Aunque el trabajo se desarrolló en la Patagonia chilena, sus conclusiones también resultan de interés para otros destinos glaciares de la región, como el Parque Nacional Los Glaciares, donde el paisaje constituye el principal atractivo turístico.
Los autores del trabajo, Juan Herrera-Aguilar, Fabien Bourlon y Pablo Iribarren-Anacona, parten de una premisa que atraviesa toda la investigación: "La relación entre el cambio climático y las actividades recreativas al aire libre es compleja". En Patagonia, señalan, "las transformaciones ambientales están alterando los recursos naturales y afectando las actividades turísticas".
Paisajes que cambian
El trabajo recuerda que el Glaciar Exploradores retrocedió unos 700 metros entre 1945 y 2015, mientras perdió aproximadamente 1,52 kilómetros cuadrados de superficie.
Ese retroceso está generando nuevos lagos glaciares, acumulación de sedimentos, desprendimientos y modificaciones del relieve que cambian notablemente el paisaje que observan los visitantes.
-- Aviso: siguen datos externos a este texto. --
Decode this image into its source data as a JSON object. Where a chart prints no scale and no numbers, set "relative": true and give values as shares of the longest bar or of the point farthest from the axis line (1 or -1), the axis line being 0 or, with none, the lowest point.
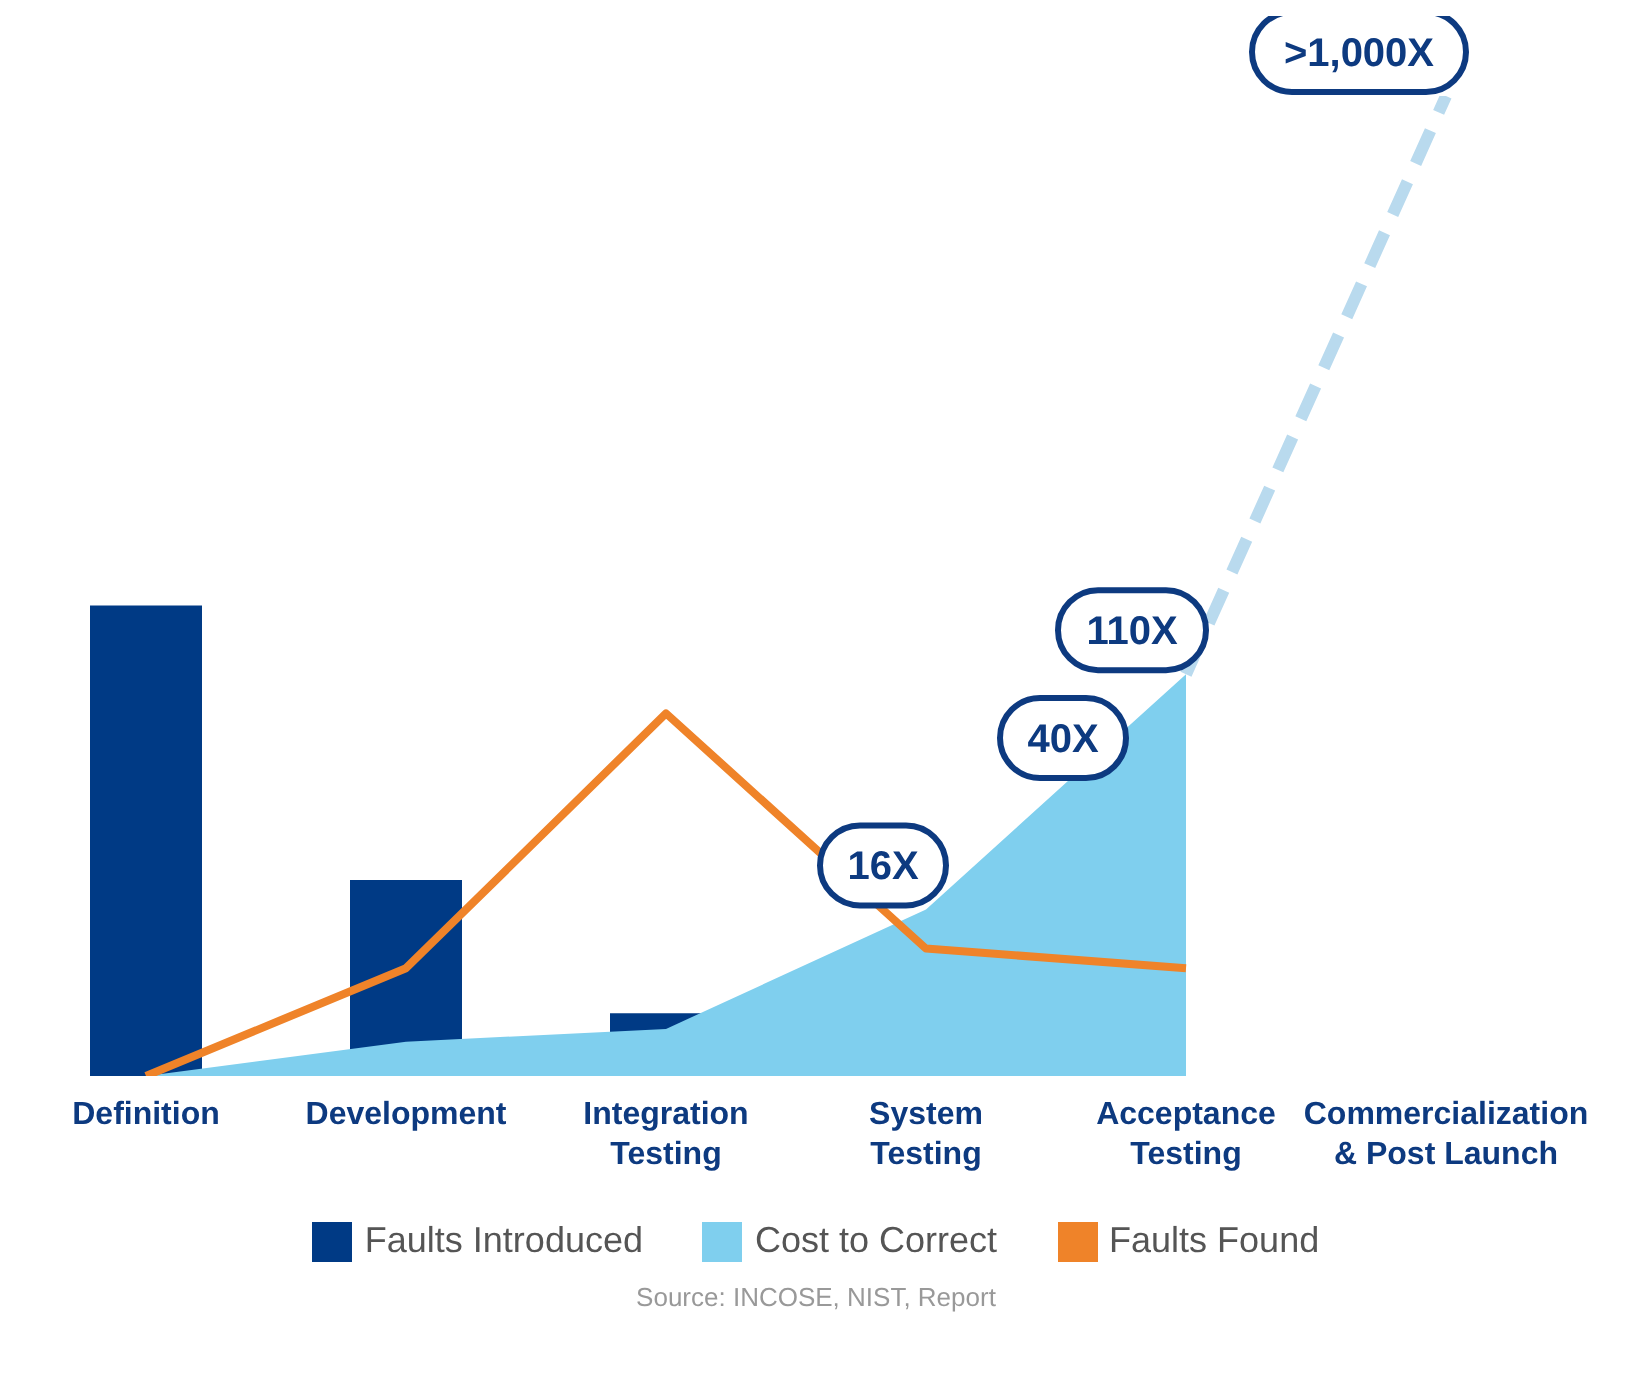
{
  "chart_data": {
    "type": "bar",
    "relative": true,
    "categories": [
      "Definition",
      "Development",
      "Integration Testing",
      "System Testing",
      "Acceptance Testing",
      "Commercialization & Post Launch"
    ],
    "series": [
      {
        "name": "Faults Introduced",
        "color": "#003a85",
        "values": [
          0.48,
          0.2,
          0.064,
          null,
          null,
          null
        ]
      },
      {
        "name": "Cost to Correct",
        "type": "area",
        "color": "#7fcfee",
        "values": [
          0,
          0.035,
          0.048,
          0.17,
          0.41,
          null
        ]
      },
      {
        "type": "line",
        "line_style": "dashed",
        "color": "#b9daee",
        "values": [
          null,
          null,
          null,
          null,
          0.41,
          1
        ]
      },
      {
        "name": "Faults Found",
        "type": "line",
        "color": "#ef8329",
        "values": [
          0,
          0.11,
          0.37,
          0.13,
          0.11,
          null
        ]
      }
    ],
    "legend": "bottom",
    "marker": "none",
    "annotations": [
      {
        "text": "16X",
        "x": "System Testing",
        "y": 0.17
      },
      {
        "text": "40X",
        "x": "Acceptance Testing",
        "y": 0.3
      },
      {
        "text": "110X",
        "x": "Acceptance Testing",
        "y": 0.41
      },
      {
        "text": ">1,000X",
        "x": "Commercialization & Post Launch",
        "y": 1
      },
      "Source: INCOSE, NIST, Report"
    ]
  }
}
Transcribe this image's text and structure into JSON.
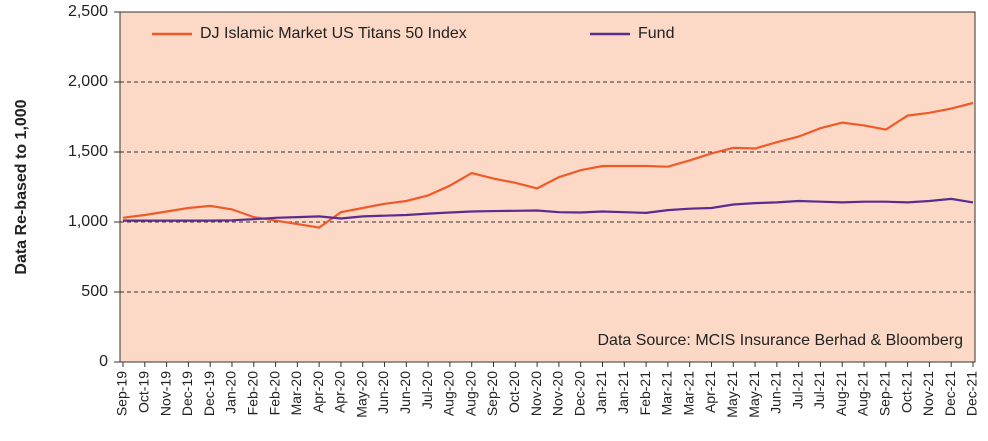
{
  "chart_data": {
    "type": "line",
    "y_label": "Data Re-based to 1,000",
    "annotation": "Data Source: MCIS Insurance Berhad & Bloomberg",
    "categories": [
      "Sep-19",
      "Oct-19",
      "Nov-19",
      "Dec-19",
      "Dec-19",
      "Jan-20",
      "Feb-20",
      "Feb-20",
      "Mar-20",
      "Apr-20",
      "Apr-20",
      "May-20",
      "Jun-20",
      "Jun-20",
      "Jul-20",
      "Aug-20",
      "Aug-20",
      "Sep-20",
      "Oct-20",
      "Nov-20",
      "Nov-20",
      "Dec-20",
      "Jan-21",
      "Jan-21",
      "Feb-21",
      "Mar-21",
      "Mar-21",
      "Apr-21",
      "May-21",
      "May-21",
      "Jun-21",
      "Jul-21",
      "Jul-21",
      "Aug-21",
      "Aug-21",
      "Sep-21",
      "Oct-21",
      "Nov-21",
      "Dec-21",
      "Dec-21"
    ],
    "series": [
      {
        "name": "DJ Islamic Market US Titans 50 Index",
        "color": "#f05a28",
        "values": [
          1030,
          1050,
          1075,
          1100,
          1115,
          1090,
          1035,
          1010,
          985,
          960,
          1070,
          1100,
          1130,
          1150,
          1190,
          1260,
          1350,
          1310,
          1280,
          1240,
          1320,
          1370,
          1400,
          1400,
          1400,
          1395,
          1440,
          1490,
          1530,
          1525,
          1570,
          1610,
          1670,
          1710,
          1690,
          1660,
          1760,
          1780,
          1810,
          1850
        ]
      },
      {
        "name": "Fund",
        "color": "#5b2c8f",
        "values": [
          1010,
          1010,
          1010,
          1010,
          1010,
          1012,
          1020,
          1030,
          1035,
          1040,
          1025,
          1040,
          1045,
          1050,
          1060,
          1068,
          1075,
          1078,
          1080,
          1082,
          1070,
          1068,
          1075,
          1070,
          1065,
          1085,
          1095,
          1100,
          1125,
          1135,
          1140,
          1150,
          1145,
          1140,
          1145,
          1145,
          1140,
          1150,
          1165,
          1140
        ]
      }
    ],
    "ylim": [
      0,
      2500
    ],
    "yticks": [
      0,
      500,
      {
        "value": 1000,
        "label": "1,000"
      },
      {
        "value": 1500,
        "label": "1,500"
      },
      {
        "value": 2000,
        "label": "2,000"
      },
      {
        "value": 2500,
        "label": "2,500"
      }
    ],
    "grid": true,
    "legend": "top-left",
    "background": "#fbd9c6"
  }
}
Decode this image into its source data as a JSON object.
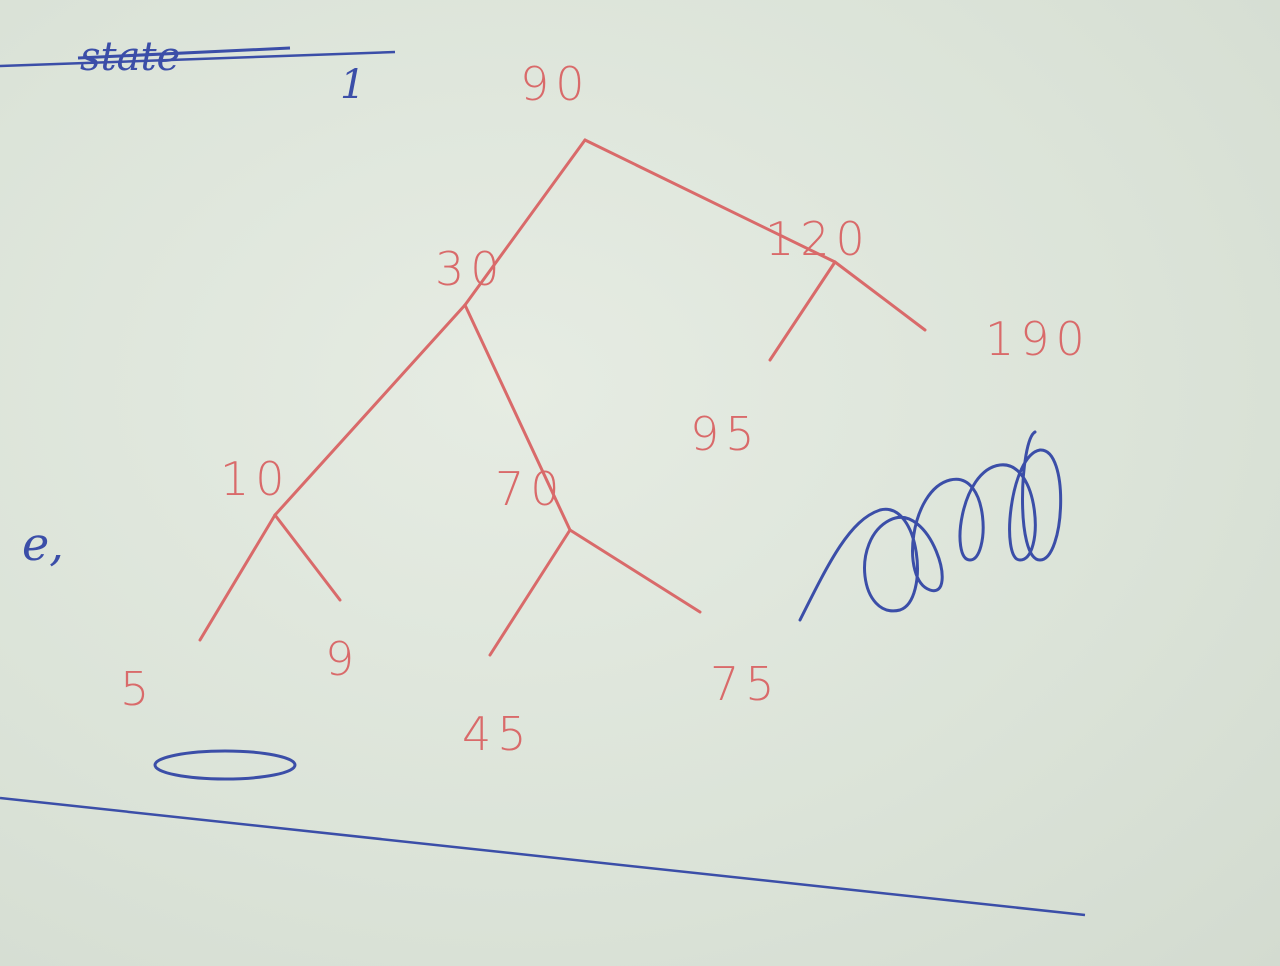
{
  "header": {
    "title": "state",
    "mark": "1"
  },
  "side_note": "e,",
  "colors": {
    "ink_red": "#d96a6a",
    "ink_blue": "#3b4ea8",
    "paper": "#dfe6dc"
  },
  "tree": {
    "nodes": [
      {
        "id": "n90",
        "label": "90"
      },
      {
        "id": "n30",
        "label": "30"
      },
      {
        "id": "n120",
        "label": "120"
      },
      {
        "id": "n10",
        "label": "10"
      },
      {
        "id": "n70",
        "label": "70"
      },
      {
        "id": "n95",
        "label": "95"
      },
      {
        "id": "n190",
        "label": "190"
      },
      {
        "id": "n5",
        "label": "5"
      },
      {
        "id": "n9",
        "label": "9"
      },
      {
        "id": "n45",
        "label": "45"
      },
      {
        "id": "n75",
        "label": "75"
      }
    ],
    "edges": [
      {
        "from": "n90",
        "to": "n30"
      },
      {
        "from": "n90",
        "to": "n120"
      },
      {
        "from": "n30",
        "to": "n10"
      },
      {
        "from": "n30",
        "to": "n70"
      },
      {
        "from": "n120",
        "to": "n95"
      },
      {
        "from": "n120",
        "to": "n190"
      },
      {
        "from": "n10",
        "to": "n5"
      },
      {
        "from": "n10",
        "to": "n9"
      },
      {
        "from": "n70",
        "to": "n45"
      },
      {
        "from": "n70",
        "to": "n75"
      }
    ]
  }
}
Los investigadores advierten que, de mantenerse las actuales tendencias climáticas, estos procesos continuarán acelerándose durante las próximas décadas.
Incluso señalan que estas transformaciones "implican desafíos importantes para las actividades turísticas que dependen del trekking sobre glaciares".

El conocimiento cambia la percepción
Para conocer cómo influyen estos cambios, los investigadores realizaron una encuesta en línea basada en fotografías de diferentes escenarios glaciares.
Los participantes fueron divididos en tres grupos: científicos, guías de turismo, personas sin conocimientos específicos sobre glaciares.
Los resultados fueron claros. Todos coincidieron en valorar más los paisajes con hielo limpio, lagos transparentes y tonalidades azules o blancas.
En cambio, los escenarios donde predominan los sedimentos, el hielo cubierto por rocas y los lagos turbios recibieron las valoraciones más bajas.
Uno de los resultados más interesantes del estudio es que la información modifica la forma de observar un glaciar.
Los investigadores comprobaron que los guías turísticos fueron quienes mostraron la mayor valoración de los paisajes, incluso cuando estos evidencian cambios provocados por el retroceso del hielo.
Por el contrario, las personas sin conocimientos específicos fueron las que presentaron una valoración más rígida, asociando la belleza principalmente a la imagen clásica de un glaciar cubierto por abundante hielo.

Una propuesta para el turismo
Frente a este escenario, el trabajo plantea una alternativa concreta.
Los investigadores sostienen que "es necesario informar mejor a los visitantes sobre los procesos glaciares en curso para sostener la actividad turística", incluso cuando los paisajes continúan transformándose por efecto del cambio climático.
La investigación cita experiencias desarrolladas en Chile, Perú y los Alpes, donde turistas y guías participan junto a científicos en tareas de monitoreo ambiental, generando una experiencia más educativa y una mayor conciencia sobre la conservación.
En ese sentido, concluyen que "el turismo científico aparece como una herramienta valiosa para apoyar el desarrollo turístico en este contexto cambiante mediante experiencias basadas en el conocimiento".
La propuesta consiste en incorporar actividades donde visitantes, guías y científicos compartan experiencias de monitoreo, interpretación ambiental y divulgación, transformando la visita en una oportunidad para comprender cómo evolucionan estos ambientes.

Más que una postal
Los autores recuerdan una frase del reconocido intérprete ambiental Freeman Tilden, que resume el espíritu del trabajo:
"A través de la interpretación, comprensión; a través de la comprensión, apreciación; a través de la apreciación, protección."
Para los investigadores, el desafío ya no pasa únicamente por conservar los glaciares, sino también por ayudar a que quienes los visitan comprendan por qué están cambiando.
Como resume el trabajo, conocer mejor estos procesos puede transformar una visita turística en una experiencia de aprendizaje y, al mismo tiempo, fortalecer el compromiso con la protección de uno de los patrimonios naturales más valiosos de la Patagonia.